Widerstandsfähige Preise und der Ausblick für das 4. Quartal
Für manche ist die aktuelle Lage von Big Oil nicht annähernd so schlecht, wie sie hätte sein können. "Es war vielleicht nicht so düster, wie die Leute Anfang des Jahres erwartet hatten, denn es gab dieses Narrativ, eigentlich seit der Ankündigung von Trumps Zöllen im April, dass der Ölmarkt später im Jahr in eine Schwemme und eine Periode des Überangebots geraten sollte", sagte Peter Low, Co-Leiter der Energieforschung bei Rothschild & Co Redburn, gegenüber CNBC.
"Was die Leute tatsächlich überrascht hat, ist, wie widerstandsfähig die Ölpreise waren, weil sie mehr oder weniger in dieser Spanne von 65 bis 70 Dollar pro Barrel geblieben sind", fügte er hinzu.
Die Ölpreise sind seitdem unter diese Spanne gerutscht.

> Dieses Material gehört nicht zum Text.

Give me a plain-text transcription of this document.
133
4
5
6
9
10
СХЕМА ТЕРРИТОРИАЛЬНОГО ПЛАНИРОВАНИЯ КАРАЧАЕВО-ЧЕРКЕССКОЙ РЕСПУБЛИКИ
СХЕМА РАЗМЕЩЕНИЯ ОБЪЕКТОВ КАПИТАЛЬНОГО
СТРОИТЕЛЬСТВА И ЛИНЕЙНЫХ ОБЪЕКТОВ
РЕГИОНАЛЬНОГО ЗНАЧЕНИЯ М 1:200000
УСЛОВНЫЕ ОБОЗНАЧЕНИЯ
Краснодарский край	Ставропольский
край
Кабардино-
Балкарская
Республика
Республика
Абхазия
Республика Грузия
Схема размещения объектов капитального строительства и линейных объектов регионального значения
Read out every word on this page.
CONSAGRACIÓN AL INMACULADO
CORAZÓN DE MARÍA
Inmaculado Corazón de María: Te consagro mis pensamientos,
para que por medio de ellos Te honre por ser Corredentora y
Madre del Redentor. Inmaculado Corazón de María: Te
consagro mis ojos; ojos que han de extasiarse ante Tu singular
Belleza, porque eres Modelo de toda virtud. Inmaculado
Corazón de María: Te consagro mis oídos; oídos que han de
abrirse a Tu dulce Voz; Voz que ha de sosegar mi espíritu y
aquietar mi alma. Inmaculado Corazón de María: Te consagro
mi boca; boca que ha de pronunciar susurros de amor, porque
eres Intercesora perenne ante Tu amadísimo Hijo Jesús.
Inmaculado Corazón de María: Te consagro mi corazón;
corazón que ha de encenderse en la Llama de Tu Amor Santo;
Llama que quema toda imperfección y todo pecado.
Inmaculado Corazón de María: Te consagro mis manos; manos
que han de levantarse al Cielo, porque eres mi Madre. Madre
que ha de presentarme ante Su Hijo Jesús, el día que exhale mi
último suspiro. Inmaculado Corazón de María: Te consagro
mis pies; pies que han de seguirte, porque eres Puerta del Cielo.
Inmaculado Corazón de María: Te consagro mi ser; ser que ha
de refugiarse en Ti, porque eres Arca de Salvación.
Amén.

Die Futures auf die internationale Benchmark-Sorte Brent mit Fälligkeit im Dezember wurden am Montag 1,4 % höher bei 63,61 USD pro Barrel gehandelt, während die Futures auf die US-Sorte West Texas Intermediate mit Fälligkeit im November um 1,4 % auf 59,77 USD stiegen.
"Die Frage, wahrscheinlich weniger für das 3. Quartal und vielleicht mehr für das vierte Quartal, ist wirklich, inwieweit Ausschüttungen und insbesondere Rückkäufe gekürzt werden müssen, um ein schwächeres Rohstoffpreisumfeld widerzuspiegeln", sagte Low. "Ich denke, angesichts dessen, dass das dritte Quartal in Ordnung war, werden sie wahrscheinlich abwarten, was in den kommenden Wochen und Monaten passiert, und das vierte Quartal wäre ein natürlicherer Zeitpunkt für sie, die Ausschüttungen an die Aktionäre zu überprüfen", fügte er hinzu.
TotalEnergies und die britische Shell sollen beide am 30.10.2025 ihre Ergebnisse für das dritte Quartal vorlegen, gefolgt von Exxon Mobil und Chevron am 31.10.2025. BP wird voraussichtlich am 04.11.2025 seine Quartalsergebnisse veröffentlichen.